State, 689 S.W.3d 331, 342 (Tex. Crim. App. 2024) (“A jury is permitted to draw reasonable
inferences from the evidence presented at trial, so long as each inference is supported by the
9 Coreas testified that Puente kept guns in his home and that he frequently kept them around. Specifically, she stated that “[e]ver since he could get his hands on one, whatever was easy he would get a gun.” She even stated that Puente “holds his gun very precious to him.”
8 evidence produced at trial.”); see also Dillon v. State, 574 S.W.2d 92, 94 (Tex. Crim. App.[Panel
Op.] 1978) (noting that proof of a culpable mental state usually relies on circumstantial evidence);
cf. Heredia v. State, No. 03-19-00311-CR, 2020 WL 6789092, at *4 (Tex. App—Austin Nov. 19,
2020, pet. ref’d) (mem. op., not designated for publication) (“[A] jury may infer recklessness from
evidence that a defendant was familiar with firearms and pointed a firearm in the victim’s direction,
even if the defendant claimed not to know that the firearm was loaded.”). Accordingly, the jury
could have found that Puente knowingly pointed the gun at her. See id. § 6.03(b).

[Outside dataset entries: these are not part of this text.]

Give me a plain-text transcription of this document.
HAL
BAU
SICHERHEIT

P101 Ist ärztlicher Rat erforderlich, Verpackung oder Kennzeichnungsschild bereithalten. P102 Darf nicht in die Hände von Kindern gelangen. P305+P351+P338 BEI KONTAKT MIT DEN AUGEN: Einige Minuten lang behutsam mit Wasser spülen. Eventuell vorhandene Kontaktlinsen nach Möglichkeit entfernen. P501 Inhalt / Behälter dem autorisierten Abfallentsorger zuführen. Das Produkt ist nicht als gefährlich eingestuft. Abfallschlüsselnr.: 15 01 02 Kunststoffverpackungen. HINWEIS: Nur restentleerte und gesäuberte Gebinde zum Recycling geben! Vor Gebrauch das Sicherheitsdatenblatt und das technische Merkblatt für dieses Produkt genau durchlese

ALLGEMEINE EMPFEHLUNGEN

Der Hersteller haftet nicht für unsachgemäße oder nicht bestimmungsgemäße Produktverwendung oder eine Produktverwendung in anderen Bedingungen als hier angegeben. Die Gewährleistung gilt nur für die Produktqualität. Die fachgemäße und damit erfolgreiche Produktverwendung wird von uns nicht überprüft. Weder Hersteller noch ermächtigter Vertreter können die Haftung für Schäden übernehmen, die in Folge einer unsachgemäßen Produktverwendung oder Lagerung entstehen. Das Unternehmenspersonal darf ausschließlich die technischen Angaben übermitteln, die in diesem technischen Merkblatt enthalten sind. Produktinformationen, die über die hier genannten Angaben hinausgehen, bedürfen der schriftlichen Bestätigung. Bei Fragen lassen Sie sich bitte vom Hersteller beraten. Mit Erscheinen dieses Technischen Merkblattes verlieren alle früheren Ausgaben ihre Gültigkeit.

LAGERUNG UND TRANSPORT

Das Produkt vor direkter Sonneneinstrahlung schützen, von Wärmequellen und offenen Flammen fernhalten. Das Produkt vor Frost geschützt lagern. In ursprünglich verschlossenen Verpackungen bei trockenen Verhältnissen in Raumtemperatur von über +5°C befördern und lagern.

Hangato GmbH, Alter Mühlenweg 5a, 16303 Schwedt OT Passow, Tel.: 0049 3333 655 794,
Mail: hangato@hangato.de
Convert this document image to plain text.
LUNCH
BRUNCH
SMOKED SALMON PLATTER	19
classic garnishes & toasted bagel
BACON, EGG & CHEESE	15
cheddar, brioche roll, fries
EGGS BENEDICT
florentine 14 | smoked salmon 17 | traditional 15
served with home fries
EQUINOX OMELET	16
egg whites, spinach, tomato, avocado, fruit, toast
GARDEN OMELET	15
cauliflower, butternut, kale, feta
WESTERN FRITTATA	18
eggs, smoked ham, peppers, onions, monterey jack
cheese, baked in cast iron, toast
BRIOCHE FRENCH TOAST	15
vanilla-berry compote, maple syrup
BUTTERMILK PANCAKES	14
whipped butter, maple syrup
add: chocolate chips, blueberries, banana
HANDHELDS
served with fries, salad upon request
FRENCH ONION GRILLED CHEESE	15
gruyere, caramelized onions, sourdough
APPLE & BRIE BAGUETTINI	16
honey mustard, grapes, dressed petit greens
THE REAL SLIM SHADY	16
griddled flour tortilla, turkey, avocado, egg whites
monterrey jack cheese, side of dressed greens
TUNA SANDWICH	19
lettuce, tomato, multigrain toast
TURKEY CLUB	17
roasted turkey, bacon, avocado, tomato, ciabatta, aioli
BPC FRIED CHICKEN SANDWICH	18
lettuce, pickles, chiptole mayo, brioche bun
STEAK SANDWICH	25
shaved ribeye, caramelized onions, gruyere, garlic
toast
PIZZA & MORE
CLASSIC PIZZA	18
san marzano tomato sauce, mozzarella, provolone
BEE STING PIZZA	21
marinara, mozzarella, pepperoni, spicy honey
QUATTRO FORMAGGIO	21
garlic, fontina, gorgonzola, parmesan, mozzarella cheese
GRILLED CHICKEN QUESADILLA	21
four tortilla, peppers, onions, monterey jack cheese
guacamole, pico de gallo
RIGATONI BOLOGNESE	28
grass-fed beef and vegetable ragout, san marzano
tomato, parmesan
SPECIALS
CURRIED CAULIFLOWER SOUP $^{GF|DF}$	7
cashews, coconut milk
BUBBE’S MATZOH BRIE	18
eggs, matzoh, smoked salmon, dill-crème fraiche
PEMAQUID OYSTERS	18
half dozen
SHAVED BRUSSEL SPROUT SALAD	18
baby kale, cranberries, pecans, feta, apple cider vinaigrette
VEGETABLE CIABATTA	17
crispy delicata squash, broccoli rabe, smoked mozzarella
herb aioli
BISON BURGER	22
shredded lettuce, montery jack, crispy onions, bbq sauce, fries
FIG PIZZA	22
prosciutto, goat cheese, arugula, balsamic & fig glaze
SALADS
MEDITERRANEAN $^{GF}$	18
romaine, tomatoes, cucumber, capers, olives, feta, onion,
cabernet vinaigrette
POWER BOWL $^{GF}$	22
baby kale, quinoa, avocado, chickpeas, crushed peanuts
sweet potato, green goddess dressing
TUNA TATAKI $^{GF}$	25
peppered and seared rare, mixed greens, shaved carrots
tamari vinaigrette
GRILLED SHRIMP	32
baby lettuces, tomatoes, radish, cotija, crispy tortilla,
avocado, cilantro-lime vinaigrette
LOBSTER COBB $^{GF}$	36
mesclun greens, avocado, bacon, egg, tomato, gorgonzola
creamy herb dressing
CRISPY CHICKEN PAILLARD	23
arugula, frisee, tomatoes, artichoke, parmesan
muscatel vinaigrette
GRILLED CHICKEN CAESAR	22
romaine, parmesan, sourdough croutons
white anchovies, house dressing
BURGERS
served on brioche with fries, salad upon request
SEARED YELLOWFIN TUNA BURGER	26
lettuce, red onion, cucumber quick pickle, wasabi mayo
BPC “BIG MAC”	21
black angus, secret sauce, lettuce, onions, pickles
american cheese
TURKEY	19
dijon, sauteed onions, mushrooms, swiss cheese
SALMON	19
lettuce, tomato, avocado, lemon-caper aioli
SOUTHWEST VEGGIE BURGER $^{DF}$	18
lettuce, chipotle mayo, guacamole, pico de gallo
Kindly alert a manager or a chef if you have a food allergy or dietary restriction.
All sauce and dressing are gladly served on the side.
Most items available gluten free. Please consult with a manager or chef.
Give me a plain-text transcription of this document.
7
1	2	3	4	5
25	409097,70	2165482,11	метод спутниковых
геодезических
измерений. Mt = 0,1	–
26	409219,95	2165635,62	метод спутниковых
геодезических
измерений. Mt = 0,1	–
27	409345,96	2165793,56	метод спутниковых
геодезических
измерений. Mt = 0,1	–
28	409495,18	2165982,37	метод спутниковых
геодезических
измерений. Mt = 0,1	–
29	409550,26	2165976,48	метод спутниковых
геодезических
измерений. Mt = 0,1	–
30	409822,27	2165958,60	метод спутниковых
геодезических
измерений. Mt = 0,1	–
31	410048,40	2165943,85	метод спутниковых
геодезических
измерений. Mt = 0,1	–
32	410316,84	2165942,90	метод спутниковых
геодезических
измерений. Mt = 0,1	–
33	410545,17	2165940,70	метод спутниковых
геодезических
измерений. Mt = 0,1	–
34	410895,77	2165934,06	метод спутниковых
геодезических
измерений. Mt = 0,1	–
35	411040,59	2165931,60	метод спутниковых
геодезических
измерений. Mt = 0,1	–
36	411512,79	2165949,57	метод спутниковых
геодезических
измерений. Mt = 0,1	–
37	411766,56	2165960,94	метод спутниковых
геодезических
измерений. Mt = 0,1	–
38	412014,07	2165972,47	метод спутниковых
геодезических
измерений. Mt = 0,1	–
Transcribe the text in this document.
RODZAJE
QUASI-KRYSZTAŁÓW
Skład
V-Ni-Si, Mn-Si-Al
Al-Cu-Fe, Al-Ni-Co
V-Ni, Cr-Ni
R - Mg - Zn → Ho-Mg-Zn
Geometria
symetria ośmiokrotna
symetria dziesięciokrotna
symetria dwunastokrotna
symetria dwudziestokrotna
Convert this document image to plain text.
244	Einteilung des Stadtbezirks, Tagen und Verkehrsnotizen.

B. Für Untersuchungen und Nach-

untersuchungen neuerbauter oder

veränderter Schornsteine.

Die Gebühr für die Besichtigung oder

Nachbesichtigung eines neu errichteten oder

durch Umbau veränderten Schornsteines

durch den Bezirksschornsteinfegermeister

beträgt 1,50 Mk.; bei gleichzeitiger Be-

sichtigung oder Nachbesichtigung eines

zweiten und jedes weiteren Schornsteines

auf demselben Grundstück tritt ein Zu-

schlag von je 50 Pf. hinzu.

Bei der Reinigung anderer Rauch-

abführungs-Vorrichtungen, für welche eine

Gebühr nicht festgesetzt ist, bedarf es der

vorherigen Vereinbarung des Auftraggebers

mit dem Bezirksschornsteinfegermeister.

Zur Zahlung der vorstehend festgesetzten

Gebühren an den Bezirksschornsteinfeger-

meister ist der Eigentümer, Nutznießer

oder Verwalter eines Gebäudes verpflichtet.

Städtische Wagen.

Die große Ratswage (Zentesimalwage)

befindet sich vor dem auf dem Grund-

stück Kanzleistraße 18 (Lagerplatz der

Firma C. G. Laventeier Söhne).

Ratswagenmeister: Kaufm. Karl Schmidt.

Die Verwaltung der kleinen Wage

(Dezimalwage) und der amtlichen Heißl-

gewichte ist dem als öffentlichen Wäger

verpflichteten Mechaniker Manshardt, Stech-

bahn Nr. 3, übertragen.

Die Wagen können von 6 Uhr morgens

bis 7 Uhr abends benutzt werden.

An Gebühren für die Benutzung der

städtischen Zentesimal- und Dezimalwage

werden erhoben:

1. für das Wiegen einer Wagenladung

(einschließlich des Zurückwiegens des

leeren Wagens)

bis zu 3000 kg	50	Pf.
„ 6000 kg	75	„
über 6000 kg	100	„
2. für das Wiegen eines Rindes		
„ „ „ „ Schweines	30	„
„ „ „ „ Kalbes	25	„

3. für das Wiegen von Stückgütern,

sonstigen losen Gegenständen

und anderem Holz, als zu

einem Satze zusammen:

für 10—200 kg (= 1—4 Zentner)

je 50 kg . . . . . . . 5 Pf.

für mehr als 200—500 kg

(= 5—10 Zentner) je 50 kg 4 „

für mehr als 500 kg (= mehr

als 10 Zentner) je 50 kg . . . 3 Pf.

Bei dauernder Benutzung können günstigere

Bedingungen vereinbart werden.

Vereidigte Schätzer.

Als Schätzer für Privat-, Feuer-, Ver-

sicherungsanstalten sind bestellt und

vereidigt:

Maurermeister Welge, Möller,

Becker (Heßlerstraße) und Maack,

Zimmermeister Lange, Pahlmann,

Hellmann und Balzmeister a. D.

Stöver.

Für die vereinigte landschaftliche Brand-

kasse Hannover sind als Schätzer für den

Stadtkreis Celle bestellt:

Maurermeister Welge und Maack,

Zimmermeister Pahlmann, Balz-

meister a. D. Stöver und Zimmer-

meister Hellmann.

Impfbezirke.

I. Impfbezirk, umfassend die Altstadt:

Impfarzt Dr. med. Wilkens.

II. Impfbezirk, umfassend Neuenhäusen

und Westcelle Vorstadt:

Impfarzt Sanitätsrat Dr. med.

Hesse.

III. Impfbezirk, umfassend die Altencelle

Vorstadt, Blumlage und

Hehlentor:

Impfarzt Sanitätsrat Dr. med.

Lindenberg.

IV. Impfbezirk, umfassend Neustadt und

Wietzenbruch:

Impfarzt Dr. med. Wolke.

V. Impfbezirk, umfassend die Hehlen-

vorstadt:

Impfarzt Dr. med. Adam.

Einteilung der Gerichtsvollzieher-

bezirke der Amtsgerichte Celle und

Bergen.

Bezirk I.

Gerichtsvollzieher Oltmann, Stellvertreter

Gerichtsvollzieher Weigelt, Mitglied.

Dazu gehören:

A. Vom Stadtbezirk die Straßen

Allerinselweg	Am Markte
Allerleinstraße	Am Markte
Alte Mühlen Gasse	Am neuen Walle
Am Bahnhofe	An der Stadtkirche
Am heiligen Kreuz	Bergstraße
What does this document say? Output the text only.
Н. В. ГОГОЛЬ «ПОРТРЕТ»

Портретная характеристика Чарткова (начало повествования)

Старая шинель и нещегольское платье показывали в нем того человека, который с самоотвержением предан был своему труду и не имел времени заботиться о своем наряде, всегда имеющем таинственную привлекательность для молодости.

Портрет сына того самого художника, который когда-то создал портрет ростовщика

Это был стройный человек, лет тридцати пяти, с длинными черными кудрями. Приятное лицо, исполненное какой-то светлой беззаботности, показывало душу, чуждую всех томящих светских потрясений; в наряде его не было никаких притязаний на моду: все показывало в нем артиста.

Additionally, Munoz, who witnessed part of the scuffle between Coreas and Puente,
testified that when Munoz shot at the phone several times, the phone was between Coreas and
Puente, about three to four feet from Coreas. This further constitutes evidence that Puente
“knowingly pointed a firearm at or in the direction” of Coreas. See Wheaton, 129 S.W.3d at 273;
Blackwood v. State, No. 04-01-0833-CR, 2002 WL 31253536, at *2 (Tex. App.—San Antonio Oct.
9, 2002, no pet.) (mem. op., not designated for publication) (ruling that there was sufficient
evidence to suggest the defendant fired at or in the direction of another when both parties agreed
that the defendant fired two shots and a witness said the first shot caused dirt and dust to fly up to
his right). The ricocheting bullets and Coreas’s proximity to the phone also constituted evidence
of recklessness when viewed in a light favorable to the verdict. See Jackson, 443 U.S. at 318–19;
Brooks, 323 S.W.3d at 912.
Considering the whole record, presuming the jury resolved any conflicts in testimony in
favor of the verdict, and deferring to that determination, we conclude that the evidence is legally
sufficient to sustain the jury’s verdict. Dobbs, 434 S.W.3d at 170; Matchett, 941 S.W.2d at 936.
We overrule Puente’s sole issue.
V. CONCLUSION
For the above reasons, we affirm the trial court’s judgment.
9 LISA J. SOTO, Justice
December 22, 2025
Before Salas Mendoza, C.J., Palafox and Soto, JJ.